According to NASA, the clarity of the images can help scientists better understand the behavior of the solar atmosphere and its impacts on Earth's space environment.
These revolutionary images of the sun demonstrate the key aspects of NASA's sounding rocket program, namely the training of the next generation of principal investigators, the development of new space technologies, and scientific advancements, said Barbara Giles, director for NASA's Heliophysics Division at NASA Headquarters in Washington.
Launched July 11 from White Sands Missile Range in New Mexico aboard a 58-foot-tall NASA sounding rocket, the telescope is 10-foot-long and weighs 464 pounds. It took 165 images during its brief 620-second flight.
With focus on a large active region on the Sun, the telescope took some pictures in the extreme ultraviolet wavelength that revealed the dynamic structure of the solar atmosphere in fine detail.
We have an exceptional instrument and launched at the right time, said Jonathan Cirtain, senior heliophysicist at NASA's Marshall Space Flight Center in Huntsville, Ala. Because of the intense solar activity we're seeing right now, we were able to clearly focus on a sizeable, active sunspot and achieve our imaging goals.
NASA said the telescope acquired data at a rate of roughly one image every 5 seconds with resolutions approximately five times more detailed than the Atmospheric Imaging Assembly (AIA) instrument flying aboard NASA's Solar Dynamics Observatory (SDO).

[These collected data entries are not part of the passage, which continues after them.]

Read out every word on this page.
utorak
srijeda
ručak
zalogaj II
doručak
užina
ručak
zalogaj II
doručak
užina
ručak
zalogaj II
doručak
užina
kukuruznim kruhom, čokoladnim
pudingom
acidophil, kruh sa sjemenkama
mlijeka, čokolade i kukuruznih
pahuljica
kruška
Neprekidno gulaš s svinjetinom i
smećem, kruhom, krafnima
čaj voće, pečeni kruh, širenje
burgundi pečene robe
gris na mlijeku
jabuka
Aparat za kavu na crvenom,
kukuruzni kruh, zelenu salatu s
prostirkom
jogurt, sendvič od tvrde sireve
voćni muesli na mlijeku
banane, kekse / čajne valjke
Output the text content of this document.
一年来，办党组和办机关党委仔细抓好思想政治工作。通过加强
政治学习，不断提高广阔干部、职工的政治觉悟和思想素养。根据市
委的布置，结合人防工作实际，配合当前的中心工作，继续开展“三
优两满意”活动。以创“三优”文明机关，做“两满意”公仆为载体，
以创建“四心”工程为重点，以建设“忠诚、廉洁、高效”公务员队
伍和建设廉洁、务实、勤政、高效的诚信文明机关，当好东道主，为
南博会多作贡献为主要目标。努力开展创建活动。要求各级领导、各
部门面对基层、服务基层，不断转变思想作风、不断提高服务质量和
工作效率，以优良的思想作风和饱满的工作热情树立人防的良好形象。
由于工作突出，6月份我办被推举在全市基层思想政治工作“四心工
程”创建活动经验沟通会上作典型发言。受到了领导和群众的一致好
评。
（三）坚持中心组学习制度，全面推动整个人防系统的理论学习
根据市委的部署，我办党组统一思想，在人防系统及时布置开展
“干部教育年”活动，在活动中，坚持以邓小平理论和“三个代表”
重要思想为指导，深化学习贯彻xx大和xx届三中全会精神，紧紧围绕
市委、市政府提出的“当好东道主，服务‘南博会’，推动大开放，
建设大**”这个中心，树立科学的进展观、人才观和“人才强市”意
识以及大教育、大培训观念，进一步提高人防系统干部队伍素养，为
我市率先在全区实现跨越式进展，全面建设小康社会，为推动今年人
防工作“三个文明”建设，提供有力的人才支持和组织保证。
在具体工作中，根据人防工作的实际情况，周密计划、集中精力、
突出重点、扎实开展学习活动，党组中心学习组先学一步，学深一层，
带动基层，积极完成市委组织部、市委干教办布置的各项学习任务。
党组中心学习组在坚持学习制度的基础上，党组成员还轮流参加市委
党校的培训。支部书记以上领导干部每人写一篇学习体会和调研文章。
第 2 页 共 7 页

For comparison, AIA can see structures on the sun's surface with the clarity of approximately 675 miles and observes the sun in 10 wavelengths of light. On the other hand, Hi-C can resolve features down to roughly 135 miles, but observed the sun in just one wavelength of light.
What made Hi-C to capture such high-resolution images were a set of innovations included in the telescope's array. Its mirrors are approximately 9 1/2 inches across, roughly the same size as that of the SDO instrument.